Dans l’Evangile de Marc, tout se passe très vite et
semble aller dans tous les sens. Mais si son évangile peu sembler un peu brouillon
par le style, Marc ne l’a pas composé au hasard : ce récit de la purification
d’un lépreux est un signe qui atteste que Jésus est bien le Messie attendu. D’ailleurs
à la question inquiète de Jean le Baptiste emprisonné : « Es-tu celui
qui doit venir ou devons-nous en attendre un autre ? » Jésus lui
répondra de regarder : « les aveugles retrouvent la vue et les boiteux
marchent droit, les lépreux sont purifiés et les sourds entendent, les morts
ressuscitent et la Bonne Nouvelle est annoncée aux pauvres. » (Mt 11,2-6)
Marc nous fait lire encore, dans son récit, la ferme
volonté qu’a Jésus de montrer sa compassion envers celles et ceux qui sont en
détresse… et qui viennent à lui ! « Si tu le veux, tu peux me
purifier. » - « Je le veux, sois purifié. » (41)
Un lépreux retrouve une peau saine, et l’on parle de
purification et non de guérison… l’indice sans doute que, dans ce
récit, la question d’être pur ou impur précède celle d’être malade ou guéri. Être
pur, c’est être sans tâche, propre… pour un vêtement par exemple. Mais c’est
aussi être pur de corps et d’âme (Platon) : être bien dans sa peau ! Mais
ce lépreux n’est pas pur de corps, et il ne peut plus l’être d’âme ! Il
croupi dans ce cimetière des vivants dont parlait Raoul Follereau !

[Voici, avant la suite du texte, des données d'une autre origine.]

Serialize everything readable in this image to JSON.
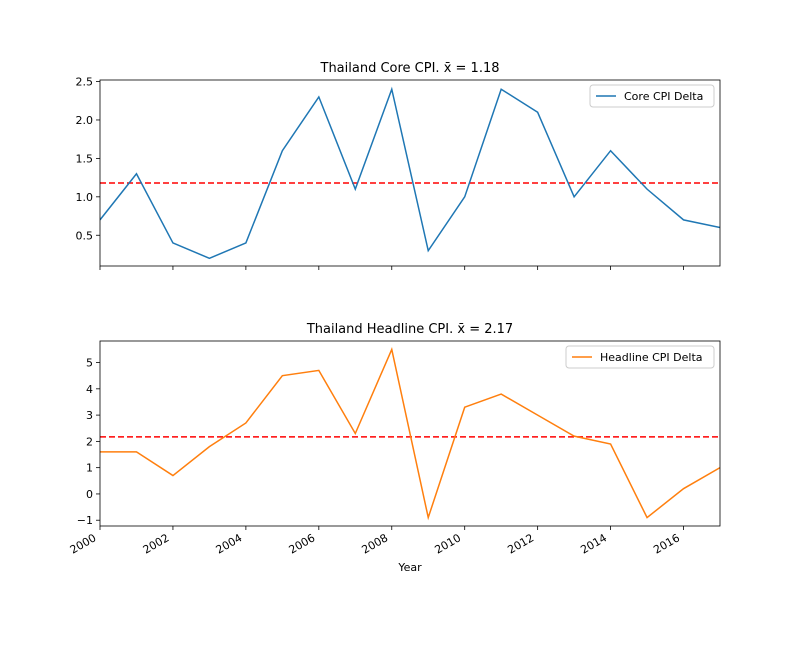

L’exclusion est un mot important de ce récit ! et ce mot a été combattu
avec l’énergie que l’on sait par l’Abbé Pierre dont l’œuvre constante peut se
dire en deux mots : « Être exclu… C’est exclu ! »
Mais revenons à notre récit. « Les bonnes
choses vont par trois », dit-on ? Ici, les mauvaises choses vont par
deux ! Il y a la « double exclusion » de ce lépreux exclu de son
corps et exclu de la communauté. Et comme si cela ne suffisait pas, il doit
subir encore une « double humiliation » : celle de l’apparence qu’il
doit montrer, décrite dans le texte du Lévitique que nous avons lu, avec « son
attirail lugubre » (Lagrange). Et plus encore, lors de toute rencontre
avec ses semblables, ce cri déchirant par lequel il doit se présenter à eux :
« Impur ! Impur ! »
En le purifiant, Jésus va le rétablir dans son
intégrité physique mais aussi dans son estime de lui-même. Et c’est à dessin
que Jésus l’envoie vers le prêtre pour constater qu’il est guéri et qu’il peut réintégrer
la communauté.
Quoiqu’il en soit, dans cette rencontre, tous les
deux « risquent leur peau », selon le mot de Marion
Muller-Colard. Risquer sa peau, pour le lépreux c’est transgresser les règles :
il ne crie pas, il va à Jésus, il s’adresse à lui ! Risquer sa peau pour Jésus
c’est de ne pas le fuir, de ne pas le réprimander. Il l’accueille, il lui
parle, et plus encore, il le touche ! Être touché, et touché. Prendre un
risque. Aller au-delà de l’apparence, de la réputation, des on-dit, des il ne
faut pas….
Ainsi, pour nous, dont le besoin de guérir d’une lèpre
physique n’est plus aussi nécessaire qu’alors, de quelle lèpre existentielle pourrions-nous
être frappé aujourd’hui ? Qui pourrait bien être notre « lépreux »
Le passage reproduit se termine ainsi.